Reis Magos – lat. magus; gr. magoi. Os “sábios do Oriente” que Mateus, em seu Evangelho (2,2 eidomen gar autou ton astera, em grego); astera, estrela ou cometa), não coloca pormenores a seu respeito no cenário da Natividade e não cita seu número em três, que surgiu na Patrística, considerando-os três devido aos três presentes (ouro, incenso e mirra)

A Igreja do Oriente fala em doze magos e a tradição cristã julga-os vindos da Arábia, terra do incenso. Embora não seja consistente a arte cristã primitiva aponta: em pintura no cemitério de S. Pedro e Marcelino dois magos; no Museu de Latrão são três; no cemitério de Domitila são quatro.

Para o historiador Heródoto, os magos eram da casta sagrada dos Medos, que formavam sacerdotes para a Pérsia e Jeremias (39,3), cita Nergal-Sereser como chefe dos magos da Babilônia.

Após a queda da Assíria e Babilônia os magos se refugiaram na Pérsia: Ciro e seu filho Cambises reprimiram suas atividades e numa revolta o chefe dos magos se tornou rei e após seu assassinato, em 521, Darioassumiu o trono real.

Na época do nascimento de Jesus os magos floresciam dentro dos domínios dos Partos e participavam do conselho imperial.

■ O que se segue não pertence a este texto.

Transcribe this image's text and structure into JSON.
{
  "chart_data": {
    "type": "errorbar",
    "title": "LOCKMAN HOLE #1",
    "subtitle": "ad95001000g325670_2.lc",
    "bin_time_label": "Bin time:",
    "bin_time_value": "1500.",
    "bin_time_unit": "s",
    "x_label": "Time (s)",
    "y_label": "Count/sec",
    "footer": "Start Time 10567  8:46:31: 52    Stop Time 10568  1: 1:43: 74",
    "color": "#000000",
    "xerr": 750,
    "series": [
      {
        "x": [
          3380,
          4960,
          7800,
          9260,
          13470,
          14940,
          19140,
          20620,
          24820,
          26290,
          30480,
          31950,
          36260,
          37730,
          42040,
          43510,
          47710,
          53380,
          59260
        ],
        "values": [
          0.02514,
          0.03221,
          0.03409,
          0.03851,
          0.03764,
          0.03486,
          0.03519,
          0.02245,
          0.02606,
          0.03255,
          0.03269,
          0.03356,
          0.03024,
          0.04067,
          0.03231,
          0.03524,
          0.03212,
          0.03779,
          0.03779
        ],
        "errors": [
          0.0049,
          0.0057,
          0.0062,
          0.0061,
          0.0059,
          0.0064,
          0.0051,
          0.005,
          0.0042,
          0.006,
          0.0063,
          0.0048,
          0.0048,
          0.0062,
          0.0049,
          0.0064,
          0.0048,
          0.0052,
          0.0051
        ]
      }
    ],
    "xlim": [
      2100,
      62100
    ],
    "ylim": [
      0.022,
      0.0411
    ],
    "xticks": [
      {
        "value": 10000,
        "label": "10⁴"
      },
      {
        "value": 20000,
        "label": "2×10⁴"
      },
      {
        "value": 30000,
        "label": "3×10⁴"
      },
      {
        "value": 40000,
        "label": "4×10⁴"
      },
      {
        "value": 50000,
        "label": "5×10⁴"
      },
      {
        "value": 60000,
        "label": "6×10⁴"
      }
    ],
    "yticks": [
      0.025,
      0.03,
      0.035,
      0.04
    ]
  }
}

A palavra “mago” aparece no AT e NT, em Daniel 1,20; 2,2; 10,27; 5,7 e 11,15 e em Atos 8,9; 13,6-8. S. Paulo se refere a dois magos egípcios da época de Moisés, Janes e Jambres (2 Tm 3,8), desconhecidos no AT, citados, porém, num texto essênio e um elemento da tradição agádica judaica (Documento de Damasco, 5,18-19).

Os Padres da Igreja diziam se tratar de nobres, “quase-reis”, ou fere reges (Tertuliano, Adv. Marcin, III, 13) e a liturgia a eles aplica o texto do Salmo 71/72,10, como “reis de Társis, das Ilhas, Arábia e Sabá”.

A religião dos persas, o Zoroastrismo, proibia a magia, contudo seus conhecimentos de astrologia e interpretação de sonhos os permitiram encontrar o Menino Jesus.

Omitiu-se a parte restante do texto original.